An app to preview how the show_menu
template tag in django CMS would render a given page tree. Not for the faint of heart!
Clone project, make virtualenv, install requirements.txt
, run foreman start
.
app.py
is the public facing HTTP/WS interface. On startup, it loads all static files into memory as well as the index page. It then serves these over HTTP to users.
When a user visits the site (at /
), they connect to the app via a websocket.
Once a websocket connection is established, the app starts a long running Django management command for that websocket with which it communicates over stdin/stdout.
When the app sends a command to the management command, it sends the command name, followed by a colon, followed by the length of the payload, followed by a newline character, followed by the payload (encoded as UTF-8). For example to select to_level
to 2
, it would send: set_attribute:1\n2
.
The management command responds with the length of the payload, followed by a newline, followed by the actual data (encoded as UTF-8). A simple tree with a single page with title Home
would look something like this: 40\n[{"title": "Home", "url": "/", "id": 2}]
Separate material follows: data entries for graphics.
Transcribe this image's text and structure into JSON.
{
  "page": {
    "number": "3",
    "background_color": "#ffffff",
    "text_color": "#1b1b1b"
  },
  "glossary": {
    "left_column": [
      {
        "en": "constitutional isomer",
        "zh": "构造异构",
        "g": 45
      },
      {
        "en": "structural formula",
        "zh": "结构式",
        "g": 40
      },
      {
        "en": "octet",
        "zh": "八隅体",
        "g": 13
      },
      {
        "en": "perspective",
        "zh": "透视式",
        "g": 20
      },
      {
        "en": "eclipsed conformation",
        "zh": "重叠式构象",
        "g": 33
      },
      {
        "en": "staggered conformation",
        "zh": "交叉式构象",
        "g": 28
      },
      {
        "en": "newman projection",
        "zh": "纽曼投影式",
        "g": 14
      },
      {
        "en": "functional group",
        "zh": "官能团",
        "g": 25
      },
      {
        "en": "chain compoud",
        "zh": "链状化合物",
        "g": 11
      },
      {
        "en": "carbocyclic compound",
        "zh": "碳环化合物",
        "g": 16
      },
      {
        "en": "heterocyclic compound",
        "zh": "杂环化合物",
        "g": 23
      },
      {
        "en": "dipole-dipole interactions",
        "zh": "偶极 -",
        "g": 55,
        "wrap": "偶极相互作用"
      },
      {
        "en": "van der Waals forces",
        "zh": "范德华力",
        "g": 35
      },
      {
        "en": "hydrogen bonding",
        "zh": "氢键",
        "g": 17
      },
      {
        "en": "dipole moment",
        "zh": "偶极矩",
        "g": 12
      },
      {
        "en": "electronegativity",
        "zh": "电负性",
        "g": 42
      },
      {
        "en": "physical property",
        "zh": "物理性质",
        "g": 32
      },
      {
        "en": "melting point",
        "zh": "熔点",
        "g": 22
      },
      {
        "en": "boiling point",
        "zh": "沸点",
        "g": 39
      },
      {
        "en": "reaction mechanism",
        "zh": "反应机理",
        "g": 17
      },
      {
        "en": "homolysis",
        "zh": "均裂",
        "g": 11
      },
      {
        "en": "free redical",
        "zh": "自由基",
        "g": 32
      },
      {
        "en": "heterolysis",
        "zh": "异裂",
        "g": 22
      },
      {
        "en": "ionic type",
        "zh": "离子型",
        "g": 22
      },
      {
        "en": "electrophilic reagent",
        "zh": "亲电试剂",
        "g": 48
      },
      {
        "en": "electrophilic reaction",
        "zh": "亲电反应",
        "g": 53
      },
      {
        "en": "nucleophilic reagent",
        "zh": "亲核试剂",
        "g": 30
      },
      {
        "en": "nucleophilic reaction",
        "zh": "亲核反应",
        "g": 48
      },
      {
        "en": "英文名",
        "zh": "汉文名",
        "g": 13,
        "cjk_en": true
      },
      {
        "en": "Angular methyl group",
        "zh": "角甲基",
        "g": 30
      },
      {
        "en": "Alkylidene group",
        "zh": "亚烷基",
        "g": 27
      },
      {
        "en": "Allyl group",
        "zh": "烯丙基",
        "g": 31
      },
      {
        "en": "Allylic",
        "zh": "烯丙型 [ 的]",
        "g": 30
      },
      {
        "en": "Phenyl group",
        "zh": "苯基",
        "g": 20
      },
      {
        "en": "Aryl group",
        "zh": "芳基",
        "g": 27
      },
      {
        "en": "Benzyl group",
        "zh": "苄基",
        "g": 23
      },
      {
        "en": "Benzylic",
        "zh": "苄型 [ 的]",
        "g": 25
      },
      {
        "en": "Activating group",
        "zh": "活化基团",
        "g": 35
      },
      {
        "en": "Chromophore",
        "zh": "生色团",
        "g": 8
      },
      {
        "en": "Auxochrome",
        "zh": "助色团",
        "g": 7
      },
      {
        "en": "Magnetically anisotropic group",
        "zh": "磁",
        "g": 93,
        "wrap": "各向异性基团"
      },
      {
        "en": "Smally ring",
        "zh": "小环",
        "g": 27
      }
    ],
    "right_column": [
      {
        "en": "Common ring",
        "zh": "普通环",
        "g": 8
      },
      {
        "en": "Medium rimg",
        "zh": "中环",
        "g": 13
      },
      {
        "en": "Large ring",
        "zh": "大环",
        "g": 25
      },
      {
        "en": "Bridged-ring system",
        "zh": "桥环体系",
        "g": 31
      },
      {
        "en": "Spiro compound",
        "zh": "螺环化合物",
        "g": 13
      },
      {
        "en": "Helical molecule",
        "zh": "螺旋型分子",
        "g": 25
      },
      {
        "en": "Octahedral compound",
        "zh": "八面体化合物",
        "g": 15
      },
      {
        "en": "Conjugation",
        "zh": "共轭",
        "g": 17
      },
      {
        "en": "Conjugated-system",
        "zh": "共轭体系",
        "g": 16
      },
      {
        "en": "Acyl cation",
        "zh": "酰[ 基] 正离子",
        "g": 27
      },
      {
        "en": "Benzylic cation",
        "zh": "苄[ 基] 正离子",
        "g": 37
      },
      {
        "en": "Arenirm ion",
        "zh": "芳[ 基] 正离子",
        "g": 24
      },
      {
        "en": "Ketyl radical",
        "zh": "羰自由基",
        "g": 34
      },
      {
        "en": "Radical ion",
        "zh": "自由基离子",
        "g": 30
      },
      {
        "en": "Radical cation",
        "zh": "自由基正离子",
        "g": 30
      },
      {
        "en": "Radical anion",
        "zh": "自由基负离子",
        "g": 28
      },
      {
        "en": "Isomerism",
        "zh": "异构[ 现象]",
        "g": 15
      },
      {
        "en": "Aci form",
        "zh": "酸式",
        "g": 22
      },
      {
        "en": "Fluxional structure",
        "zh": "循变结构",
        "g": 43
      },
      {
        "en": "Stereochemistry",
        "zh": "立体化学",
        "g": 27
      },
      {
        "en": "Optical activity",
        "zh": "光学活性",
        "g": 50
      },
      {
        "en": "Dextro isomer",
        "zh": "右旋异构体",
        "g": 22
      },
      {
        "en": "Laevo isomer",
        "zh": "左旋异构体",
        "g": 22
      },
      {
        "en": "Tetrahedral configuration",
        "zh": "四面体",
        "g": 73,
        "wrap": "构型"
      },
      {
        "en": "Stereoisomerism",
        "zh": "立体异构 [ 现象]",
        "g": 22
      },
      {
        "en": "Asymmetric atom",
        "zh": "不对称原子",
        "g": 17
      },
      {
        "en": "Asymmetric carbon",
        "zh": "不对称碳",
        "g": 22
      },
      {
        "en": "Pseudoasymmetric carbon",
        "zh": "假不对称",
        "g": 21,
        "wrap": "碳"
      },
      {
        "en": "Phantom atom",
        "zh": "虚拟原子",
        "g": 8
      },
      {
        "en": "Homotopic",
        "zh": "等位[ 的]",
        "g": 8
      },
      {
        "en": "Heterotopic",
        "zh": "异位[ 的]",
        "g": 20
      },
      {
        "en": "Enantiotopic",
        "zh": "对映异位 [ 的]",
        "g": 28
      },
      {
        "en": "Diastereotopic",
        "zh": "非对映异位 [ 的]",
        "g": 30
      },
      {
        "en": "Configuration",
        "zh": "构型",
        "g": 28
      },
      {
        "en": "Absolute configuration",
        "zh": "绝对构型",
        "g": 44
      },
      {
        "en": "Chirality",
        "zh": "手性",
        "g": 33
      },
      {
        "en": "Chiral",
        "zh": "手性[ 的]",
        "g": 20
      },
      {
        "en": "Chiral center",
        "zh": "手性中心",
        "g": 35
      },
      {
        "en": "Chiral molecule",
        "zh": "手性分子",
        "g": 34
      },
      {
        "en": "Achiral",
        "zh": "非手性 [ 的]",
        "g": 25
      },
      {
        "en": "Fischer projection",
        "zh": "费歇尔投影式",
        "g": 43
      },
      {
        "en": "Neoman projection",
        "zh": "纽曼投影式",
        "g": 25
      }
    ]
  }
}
The management command supports two commands: set_tree
and set_attribute
.
set_tree
is followed by a page tree in an angular-ui-tree
compatible format. On the first call, it simply creates the tree in the in-memory Sqlite database. On subsequent calls, it diffs the trees with the last tree it got and modifies the database accordingly. It then returns the menu tree. Both the input and the output trees are UTF-8 encoded JSON objects.
set_attribute
sets one of the four arguments to show_menu
( from_level
, to_level
, extra_inactive
, extra_active
) and returns the menu tree.
To generate the menu tree to return, the management command uses a custom Django template that calls show_menu
with a custom template, which directly generates JSON.